Le cinquième acte égale ou surpasse le peu de cinquièmes actes excellens qu'on a veus sur le théâtre. Tout se passe hors du théâtre et l'auteur a transporté ce semble toute l'action sur le théâtre avec un art admirable. La narration d'Ismenie n'est pas de ces narrations étudiées, hors d'Œuvre, où l'esprit brille à contretemps, qui ralentissent l'action, qui dégénèrent en fadeur: elle est toute action. Le trouble d'Ismenie peint le tumulte qu'elle raconte. Je ne parle point de la versification. Le poète, admirable versificateur, s'est surpassé. Jamais sa versification ne fut plus belle et plus claire.

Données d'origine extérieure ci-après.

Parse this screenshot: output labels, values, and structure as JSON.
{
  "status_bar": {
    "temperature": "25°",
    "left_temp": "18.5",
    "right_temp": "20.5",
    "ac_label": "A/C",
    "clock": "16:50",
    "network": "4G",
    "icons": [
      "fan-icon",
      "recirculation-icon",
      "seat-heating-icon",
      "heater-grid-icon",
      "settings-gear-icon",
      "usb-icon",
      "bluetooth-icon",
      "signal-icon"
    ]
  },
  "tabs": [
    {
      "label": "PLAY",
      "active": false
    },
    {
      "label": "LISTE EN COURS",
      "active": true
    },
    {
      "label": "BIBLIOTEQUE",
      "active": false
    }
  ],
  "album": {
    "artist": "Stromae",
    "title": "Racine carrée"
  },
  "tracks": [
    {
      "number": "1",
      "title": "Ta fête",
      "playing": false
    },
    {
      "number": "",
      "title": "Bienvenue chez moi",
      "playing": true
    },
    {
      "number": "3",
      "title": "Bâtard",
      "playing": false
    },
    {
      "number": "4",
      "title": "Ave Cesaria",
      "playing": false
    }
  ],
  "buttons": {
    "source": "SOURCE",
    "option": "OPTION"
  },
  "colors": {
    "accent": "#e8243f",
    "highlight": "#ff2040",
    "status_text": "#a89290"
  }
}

Tous ceux qu'un zèle raisonnable anime contre la corruption des moeurs, qui souhaittent la réformation du théâtre, qui voudroient qu'imitateurs exacts des Grecs que nous avons surpassés dans plusieurs perfections de la poésie dramatique nous eussions plus de soin d'atteindre à sa véritable fin, de rendre le théâtre comme il peut l'être, une école des moeurs, tous ceux qui pensent si raisonnablement doivent être charmés de voir un aussi grand poète, un poète aussi accrédité que le fameux Voltaire, donner une tragédie sans amour. Il n'a point hazardé imprudemment une entreprise si utile: aux sentimens de l'amour, il substitue des sentimens vertueux qui n'ont pas moins de force. Quelque prévenu qu'on soit pour les tragédies dont l'amour forme l'intrigue, il est cependant vray et nous l'avons souvent remarqué les tragédies qui ont le plus réussy ne doivent pas leurs succès aux scènes amoureuses. Au contraire tous les connoisseurs habiles soutiennent que la galanterie romanesque a dégradé notre théâtre et avili nos meilleurs poètes. Le grand Corneille l'a senti. Il souffroit avec peine la servitude où le réduisoit le mauvais goust dominant. N'osant encor bannir du théâtre l'amour il en a banni l'amour heureux. Il ne lui a permis ni bassesse ni foiblesse. Il l'a élevé jusqu'à l'héroisme, aimant mieux passer le naturel que de s'abaisser à un naturel trop tendre et contagieux.

Voilà mon révérend père le jugement que votre illustre ami demande. Je l'ai écrit à la haste, c'est une preuve de ma déférence, mais l'amitié paternelle, qui m'attache à lui depuis son enfance ne m'a point aveuglé. Faites passer jusqu'à lui ce que je vous écris. J'ai l'honneur d'être avec les sentimens que vous connoissés mon cher ami, mon cher fils, la gloire de votre père, entièrement à vous.